The program was founded in 2012 by Agrawal, a professor at Rotman and co-founder of Next Canada, to redirect early-stage capital away from Silicon Valley to other tech hubs.

The program has attracted interest from big-name venture capital firms including Bloomberg Beta, iNovia and Khosla Ventures.

“We take seed-stage companies, specifically for the chance for them to get rich advice and judgement prior to raising a round and increasing their probability of success,” Sennik told The Logic before the last cohort launched in September 2018.

In some cases, mentors end up becoming investors and MBA students join the companies as early-stage employees. Alumni include Waterloo-based North (formerly Thalmic Labs), San Francisco-based Atomwise, Toronto-based Deep Genomics, Montreal-based Automat, Palo Alto-based Kyndi and Paris-based Heuritech. All told, graduates of the program have created over $3.1 billion in equity value, according to CDL.

The cohorts are spread over five Canadian sites—Toronto, Vancouver, Calgary, Montreal and Halifax—and the one in New York City.
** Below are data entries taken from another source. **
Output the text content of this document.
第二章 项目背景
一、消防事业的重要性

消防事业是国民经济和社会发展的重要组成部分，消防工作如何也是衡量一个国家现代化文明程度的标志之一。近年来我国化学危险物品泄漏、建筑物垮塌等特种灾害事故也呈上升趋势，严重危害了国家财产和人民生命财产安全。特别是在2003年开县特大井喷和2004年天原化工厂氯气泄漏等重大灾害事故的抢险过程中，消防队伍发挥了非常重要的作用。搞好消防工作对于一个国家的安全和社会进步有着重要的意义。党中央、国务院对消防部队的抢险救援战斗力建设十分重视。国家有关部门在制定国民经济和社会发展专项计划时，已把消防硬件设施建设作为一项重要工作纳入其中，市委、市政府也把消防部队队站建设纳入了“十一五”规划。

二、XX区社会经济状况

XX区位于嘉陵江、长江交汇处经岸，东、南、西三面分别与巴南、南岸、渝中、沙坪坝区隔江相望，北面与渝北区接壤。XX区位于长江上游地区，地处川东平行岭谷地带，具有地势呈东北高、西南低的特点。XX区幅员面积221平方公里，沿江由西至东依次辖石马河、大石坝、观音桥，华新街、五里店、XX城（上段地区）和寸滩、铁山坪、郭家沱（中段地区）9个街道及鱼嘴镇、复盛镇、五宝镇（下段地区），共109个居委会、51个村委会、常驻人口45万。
Each site has one or more streams focused on either deep tech, artificial intelligence, blockchain-AI, cities, energy, health, quantum machine learning or space tech. Oxford’s stream will also have a specific focus, which is yet to be decided.

The non-profit program runs on donations and grants. Major Canadian banks have made donations, including $2.5 million from TD and a combined $4 million from BMO and RBC towards CDL’s Montreal outpost. More recently, CDL was awarded $25 million from the federal government’s Strategic Innovation Fund to create 125 jobs and, in November 2018, it announced a partnership with the Canada Pension Plan Investment Board.